Always consult with a financial or tax professional before making any withdrawals to ensure you understand the implications fully.
The Power of Starting Your ROTH IRA Early: Compound Interest & College Students
What is Compound Interest?
One often overlooked advantage of starting a Roth IRA in college is the magic of compound interest. Compound interest is essentially “interest on interest”, and it can make a significant difference in how much a student can accumulate by the time they’re ready to retire. Here’s how it works: when you earn interest on your investments and then reinvest that interest, you earn interest not just on your initial contributions but also on the accumulated interest from previous periods.
Let’s consider a simple example: if a 20-year-old college student starts contributing $1,000 annually to a Roth IRA and continues this practice until they’re 60, with an average annual return of 7%, they’d accumulate over $320,000 by the time they retire. But what’s astonishing is that more than two-thirds of that amount is purely from compound interest.

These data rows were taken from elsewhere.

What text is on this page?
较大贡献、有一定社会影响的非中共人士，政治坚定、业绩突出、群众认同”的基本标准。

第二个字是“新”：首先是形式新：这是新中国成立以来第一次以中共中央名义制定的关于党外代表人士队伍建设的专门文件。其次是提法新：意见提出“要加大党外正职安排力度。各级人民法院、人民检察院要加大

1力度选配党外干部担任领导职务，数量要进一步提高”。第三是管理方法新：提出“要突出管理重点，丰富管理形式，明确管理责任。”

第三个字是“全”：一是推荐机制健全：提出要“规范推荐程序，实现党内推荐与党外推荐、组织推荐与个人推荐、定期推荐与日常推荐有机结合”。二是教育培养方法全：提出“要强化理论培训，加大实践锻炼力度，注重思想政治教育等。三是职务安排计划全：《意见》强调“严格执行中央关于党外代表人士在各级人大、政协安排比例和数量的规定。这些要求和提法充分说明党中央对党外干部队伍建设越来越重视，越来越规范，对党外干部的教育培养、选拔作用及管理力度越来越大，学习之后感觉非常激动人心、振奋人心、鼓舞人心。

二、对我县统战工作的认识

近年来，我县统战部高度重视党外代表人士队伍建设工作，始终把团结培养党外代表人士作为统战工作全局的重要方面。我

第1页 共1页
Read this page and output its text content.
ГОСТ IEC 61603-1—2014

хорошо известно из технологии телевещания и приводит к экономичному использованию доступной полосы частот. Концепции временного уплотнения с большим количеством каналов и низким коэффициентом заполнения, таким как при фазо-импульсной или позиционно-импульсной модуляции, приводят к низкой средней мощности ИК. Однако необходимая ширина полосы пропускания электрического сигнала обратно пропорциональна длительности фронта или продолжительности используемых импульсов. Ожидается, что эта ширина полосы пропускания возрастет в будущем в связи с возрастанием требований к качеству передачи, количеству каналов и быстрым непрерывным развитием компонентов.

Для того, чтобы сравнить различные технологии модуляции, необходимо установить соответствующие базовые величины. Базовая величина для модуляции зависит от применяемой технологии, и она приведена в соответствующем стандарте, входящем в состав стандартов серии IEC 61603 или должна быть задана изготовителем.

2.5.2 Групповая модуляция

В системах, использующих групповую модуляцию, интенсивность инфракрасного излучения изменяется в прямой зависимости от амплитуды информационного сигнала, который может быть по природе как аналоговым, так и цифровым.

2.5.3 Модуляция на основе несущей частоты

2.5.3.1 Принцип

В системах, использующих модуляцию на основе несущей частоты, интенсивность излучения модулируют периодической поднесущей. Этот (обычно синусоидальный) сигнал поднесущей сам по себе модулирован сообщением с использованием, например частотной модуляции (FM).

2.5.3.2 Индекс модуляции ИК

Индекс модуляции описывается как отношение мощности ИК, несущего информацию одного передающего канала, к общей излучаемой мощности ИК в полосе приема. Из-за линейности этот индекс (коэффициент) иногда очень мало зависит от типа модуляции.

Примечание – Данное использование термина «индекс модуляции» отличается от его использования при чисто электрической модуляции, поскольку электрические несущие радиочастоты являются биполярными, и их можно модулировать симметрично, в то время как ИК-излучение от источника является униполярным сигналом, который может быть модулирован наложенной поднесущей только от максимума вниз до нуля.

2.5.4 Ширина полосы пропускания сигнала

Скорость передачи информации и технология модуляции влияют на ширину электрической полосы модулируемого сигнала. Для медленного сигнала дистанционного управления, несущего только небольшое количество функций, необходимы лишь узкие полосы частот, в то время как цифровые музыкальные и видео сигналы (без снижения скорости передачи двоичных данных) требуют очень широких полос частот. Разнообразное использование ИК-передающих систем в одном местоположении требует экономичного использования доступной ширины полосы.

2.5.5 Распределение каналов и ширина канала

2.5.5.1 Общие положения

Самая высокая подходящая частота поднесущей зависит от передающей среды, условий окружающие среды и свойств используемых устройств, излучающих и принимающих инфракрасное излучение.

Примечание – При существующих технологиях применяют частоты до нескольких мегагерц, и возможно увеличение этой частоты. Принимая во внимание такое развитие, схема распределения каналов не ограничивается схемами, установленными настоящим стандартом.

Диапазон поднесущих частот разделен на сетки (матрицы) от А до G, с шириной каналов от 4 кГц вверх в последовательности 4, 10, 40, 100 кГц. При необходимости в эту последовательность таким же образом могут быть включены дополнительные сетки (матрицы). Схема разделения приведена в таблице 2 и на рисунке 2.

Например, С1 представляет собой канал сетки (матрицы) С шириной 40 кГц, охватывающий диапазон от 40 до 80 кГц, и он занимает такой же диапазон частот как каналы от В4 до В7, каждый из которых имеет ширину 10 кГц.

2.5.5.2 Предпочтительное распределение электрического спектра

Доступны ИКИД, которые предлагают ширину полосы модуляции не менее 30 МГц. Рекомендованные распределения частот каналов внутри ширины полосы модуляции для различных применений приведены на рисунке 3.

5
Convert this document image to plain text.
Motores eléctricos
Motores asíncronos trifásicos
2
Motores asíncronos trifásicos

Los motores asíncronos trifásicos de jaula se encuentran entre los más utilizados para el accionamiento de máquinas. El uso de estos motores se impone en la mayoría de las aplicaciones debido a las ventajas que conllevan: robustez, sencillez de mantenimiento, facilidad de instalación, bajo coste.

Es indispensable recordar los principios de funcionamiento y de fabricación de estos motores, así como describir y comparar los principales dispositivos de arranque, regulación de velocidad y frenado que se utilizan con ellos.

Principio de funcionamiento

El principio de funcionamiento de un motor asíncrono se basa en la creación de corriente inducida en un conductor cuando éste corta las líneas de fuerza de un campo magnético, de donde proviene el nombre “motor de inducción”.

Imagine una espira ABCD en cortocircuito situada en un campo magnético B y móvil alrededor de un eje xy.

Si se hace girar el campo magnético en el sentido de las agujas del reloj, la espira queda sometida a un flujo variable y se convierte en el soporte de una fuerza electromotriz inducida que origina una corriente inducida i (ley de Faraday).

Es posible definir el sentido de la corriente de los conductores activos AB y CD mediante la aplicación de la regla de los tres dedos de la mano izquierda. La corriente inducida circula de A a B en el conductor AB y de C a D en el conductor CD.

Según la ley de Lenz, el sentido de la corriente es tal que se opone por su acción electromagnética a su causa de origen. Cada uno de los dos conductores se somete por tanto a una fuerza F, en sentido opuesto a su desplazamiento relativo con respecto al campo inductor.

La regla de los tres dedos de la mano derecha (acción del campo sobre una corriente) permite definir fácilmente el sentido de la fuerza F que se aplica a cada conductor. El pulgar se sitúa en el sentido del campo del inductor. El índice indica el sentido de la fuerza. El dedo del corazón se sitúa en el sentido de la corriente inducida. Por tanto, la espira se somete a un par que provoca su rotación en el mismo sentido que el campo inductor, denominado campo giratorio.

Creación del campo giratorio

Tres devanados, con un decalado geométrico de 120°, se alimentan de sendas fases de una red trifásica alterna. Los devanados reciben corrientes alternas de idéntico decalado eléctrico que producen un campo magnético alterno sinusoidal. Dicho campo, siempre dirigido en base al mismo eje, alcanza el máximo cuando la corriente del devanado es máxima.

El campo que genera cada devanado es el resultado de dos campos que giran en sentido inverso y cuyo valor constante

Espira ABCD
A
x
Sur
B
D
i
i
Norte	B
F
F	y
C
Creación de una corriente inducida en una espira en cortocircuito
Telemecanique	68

Starting a Roth IRA in college, even with smaller contributions, allows students to take full advantage of compound interest over a longer period. The more time money has to grow, the more impactful compound interest becomes. Hence, the earlier a student starts, the more they can capitalize on this exponential growth, even if they can’t max out their contributions immediately.
Plus, they get to reap all the benefits of having that ROTH IRA. An adult who is 50, has a house already, and paid for college won’t get access to those benefits of a ROTH IRA like being able to use IRA gains for paying down tuition.
Conclusion
A Roth IRA isn’t just a retirement savings tool; it’s an important financial tool that can change your life.
For college students, starting early can pave the foundation for a smart retirement savings plan. While also offering some short term financial benefits. Embracing the benefits of Roth IRAs during the college years not only sets students up for long-term success but teaches them the invaluable lesson of proactive financial planning.
Whether it’s for college expenses, a first home, or retirement, the Roth IRA is a game-changer. So, if you’re a college student or know one, remember: It’s never too early to start thinking about your financial future. The power of compound interest is waiting for you!